Di Corriere.it
Questo articolo è tratto da «la Lettura» #375 in edicola dal 3 al 9 febbraio
L’Europa non è mai stata così tanto tra noi. Nelle nostre vite, nei nostri pensieri, nel nostro discorso pubblico e nella lotta politica. Per contestarla, disprezzarla, per cercare di farne a meno: comprendendo quanto sia difficile e forse sbagliato volerla indebolire. Per difenderla dalle sue debolezze o esaltarla per le sue prospettive di cambiamento. Le prossime elezioni per rinnovare il Parlamento di Strasburgo per la prima volta avranno al centro l’Europa. Non saranno solo un mega sondaggio d’opinione nei 27 Paesi dell’Unione per capire quali sono i rapporti di forza tra i diversi partiti nazionali.

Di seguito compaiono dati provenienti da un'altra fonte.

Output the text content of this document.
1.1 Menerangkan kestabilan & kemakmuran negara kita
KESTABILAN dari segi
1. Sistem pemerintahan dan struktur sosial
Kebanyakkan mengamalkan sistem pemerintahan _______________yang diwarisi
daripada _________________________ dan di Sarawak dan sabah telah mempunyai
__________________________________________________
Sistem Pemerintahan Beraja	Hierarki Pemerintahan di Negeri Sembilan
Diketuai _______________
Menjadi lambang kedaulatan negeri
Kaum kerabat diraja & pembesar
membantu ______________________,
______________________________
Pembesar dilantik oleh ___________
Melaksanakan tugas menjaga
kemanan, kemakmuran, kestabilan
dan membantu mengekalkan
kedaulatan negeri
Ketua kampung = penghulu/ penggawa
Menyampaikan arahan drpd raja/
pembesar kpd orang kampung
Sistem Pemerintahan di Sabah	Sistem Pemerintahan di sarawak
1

L’Europa e il suo futuro entrano prepotentemente dentro le urne. La possibilità concreta del declino delle tradizionali forze europeiste (Popolari e Socialisti) e la probabile avanzata delle forze sovraniste ed euroscettiche ne fanno per la prima volta una vera elezione continentale. Il Parlamento che verrà avrà un ruolo e un potere decisamente diversi dal passato.
È come se, nel momento in cui davvero la costruzione europea rischia di naufragare, tutti comincino veramente a riflettere, a stilare un bilancio serio, a uscire dalle frasi fatte e dagli slogan. Il «Corriere della Sera» vuole accompagnare questa riflessione con un «viaggio delle idee» nei 27 Paesi dell’Unione.
Con 27 scrittori e intellettuali che su «la Lettura» metteranno al centro dei loro articoli una parola chiave o un’idea forte sull’identità del loro Paese e dell’essere europei.
Questi quasi settant’anni hanno consegnato alle vite di cinquecento milioni di persone un valore indiscutibile e irrinunciabile: la libertà.
Questa nostra parte di mondo è stata libera dalle guerre che nei secoli l’avevano ciclicamente devastata. Ha stabilito via via un grado sempre più alto di libertà nella circolazione delle merci e dei servizi. La libertà economica, esercitata indifferentemente in uno Stato o in un altro, è una novità che mai si era vista nel Continente. Liberi sono stati i suoi cittadini, senza frontiere da attraversare e limiti di burocrazia e moneta da affrontare. Giovani europei liberi sono stati i ragazzi che l’hanno attraversata, che hanno partecipato ai programmi scolastici comuni e alle iniziative di scambio culturale.
La libertà è l’essenza di una costruzione certamente limitata e incompiuta. L’assenza di una vera unione e di una vera integrazione politica ha lasciato spazio agli egoismi nazionali, agli errori di valutazione, alle ricette inadeguate di fronte alle crisi economiche e delle migrazioni.
«La democrazia ha il passo della lumaca», ha scritto Günter Grass. E questo passo lento può essere un bene se mette in atto un avanzare ponderato e riflessivo, senza la smania dell’istante che sta travolgendo le decisioni politiche nelle società contemporanee. Robert Schuman avvertì che l’Europa non sarebbe «nata di getto, come città ideale», ma che essa si sarebbe fatta «pezzo per pezzo, settore per settore».
Ma forse la lumaca democratica europea ha bisogno di un passo un po’ più veloce. Ha bisogno di dimostrare ai suoi cittadini che oltre la frontiera dell’Unione non c’è l’Eldorado del ritorno agli Stati nazionali, ma l’incertezza della chiusura, dell’impoverimento e dell’arretramento sulla frontiera della libertà.